Jesus Cristo




O zelo por tua casa me consome

Ao chegar ao Templo e se deparar com a quantidade de vendedores que ali comercializavam mercadorias Jesus tomou um chicote e expulsou os comerciantes daquele local sagrado.  A atitude de Jesus, mais que seu impacto agressivo, demonstrava o zelo pela casa do Senhor – o texto evangélico fala menciona a narrativa profética das Escrituras acerca do Messias, dizendo “o zelo por tua casa me consumirá” (Jo 2, 17).

O Templo havia deixado de ser o local sagrado para se tornar um lugar de comércio e – pior – de exploração.  As práticas religiosas tinham perdido seu caráter místico para se tornarem fonte de jugo e humilhação. Com isso, ao seu redor surgiu um comércio espúrio e imoral que só as reforçavam. A atitude de Jesus vem, portanto, em resgate do verdadeiro sentido do espaço destinado à oração e ao encontro com Deus. 

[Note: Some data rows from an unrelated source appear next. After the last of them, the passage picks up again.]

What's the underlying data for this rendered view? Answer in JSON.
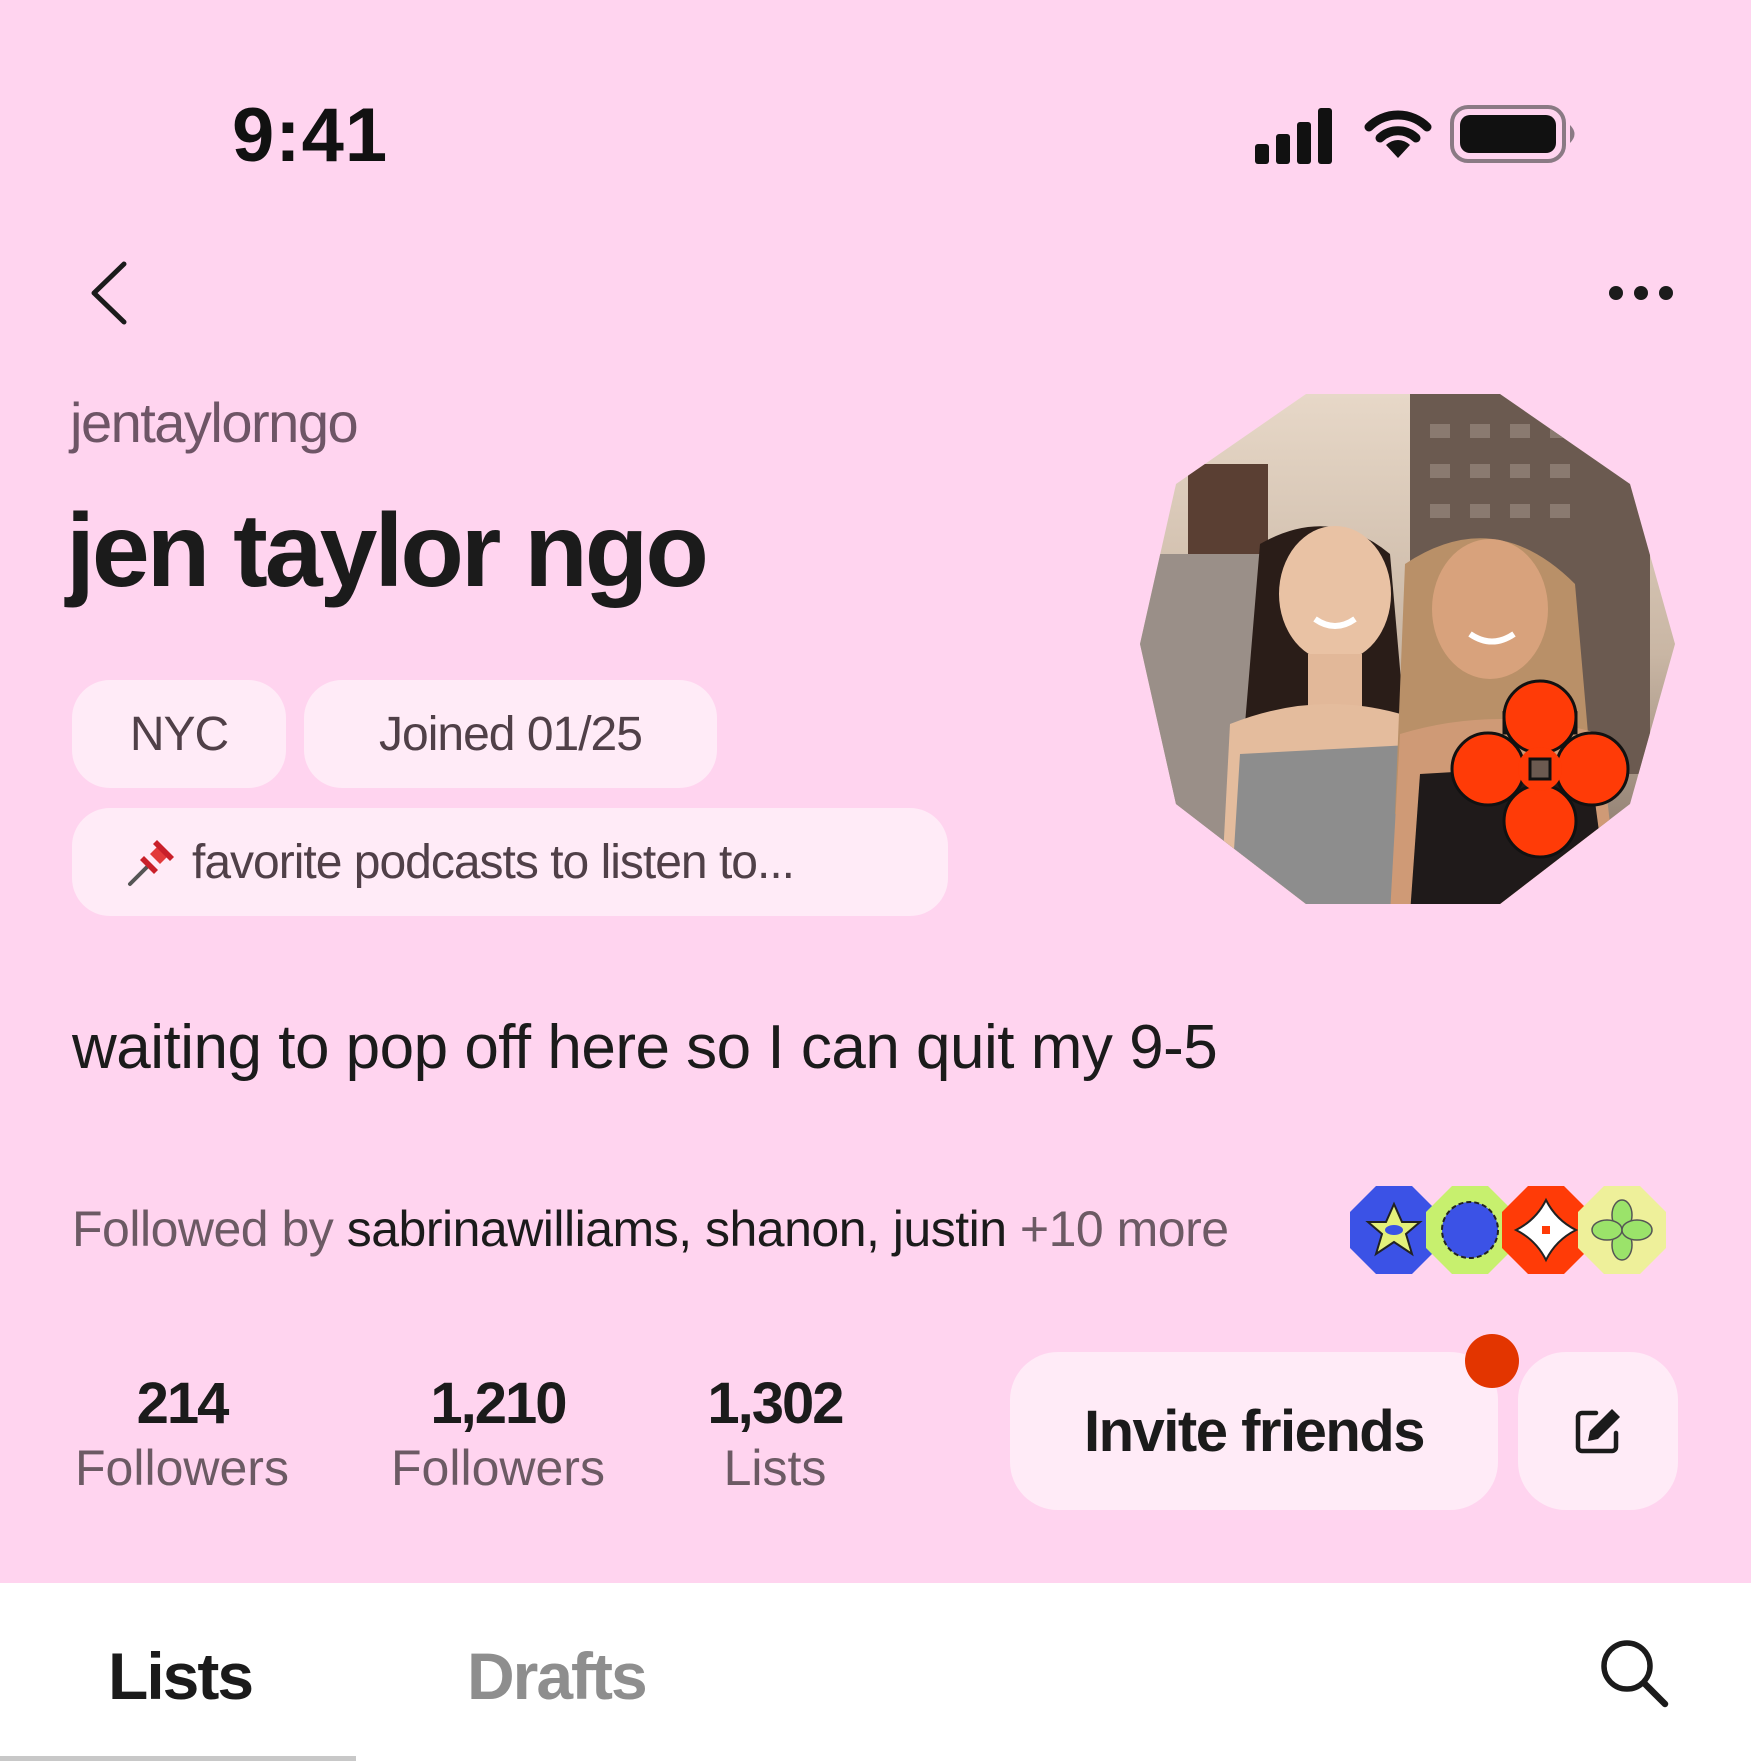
{
  "status_bar": {
    "time": "9:41",
    "icons": [
      "cellular-signal-icon",
      "wifi-icon",
      "battery-icon"
    ]
  },
  "nav": {
    "back_icon": "chevron-left-icon",
    "more_icon": "ellipsis-icon"
  },
  "profile": {
    "username": "jentaylorngo",
    "display_name": "jen taylor ngo",
    "location": "NYC",
    "joined": "Joined 01/25",
    "pinned_icon": "pushpin-icon",
    "pinned_list": "favorite podcasts to listen to...",
    "bio": "waiting to pop off here so I can quit my 9-5"
  },
  "followed_by": {
    "prefix": "Followed by ",
    "names": "sabrinawilliams, shanon, justin",
    "more": " +10 more"
  },
  "stats": [
    {
      "value": "214",
      "label": "Followers"
    },
    {
      "value": "1,210",
      "label": "Followers"
    },
    {
      "value": "1,302",
      "label": "Lists"
    }
  ],
  "actions": {
    "invite_label": "Invite friends",
    "edit_icon": "edit-icon"
  },
  "tabs": [
    {
      "label": "Lists",
      "active": true
    },
    {
      "label": "Drafts",
      "active": false
    }
  ],
  "colors": {
    "header_bg": "#ffd4ef",
    "chip_bg": "#ffebf7",
    "accent_red": "#e33500"
  }
}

A tradição cristã nos fala desse episódio como “a expulsão dos vendilhões do Templo”.  E nos fala com propriedade.  Segundo o dicionário Aurélio, em um sentido figurado a palavra vendilhão significa aquele que trafica coisas de ordem moral.  Essa era a prática dos vendedores que viviam do comércio do Templo.  Ainda que apresentassem para comercialização mercadorias que seriam utilizadas nos cultos, o sentido da apresentação dos sacrifícios ao Senhor havia sido totalmente deturpado com o passar dos anos e com a interpretação errônea e maldosa da Lei.  Assim, aquele comércio simbolizava o tráfico moral, a transmutação da ideia amorosa de um povo que se oferece ao Seu Deus e a Ele se apresenta com oblações para a ideia de exploração, onde as pessoas eram incitadas a comprar para que não fossem excluídas de seus pares.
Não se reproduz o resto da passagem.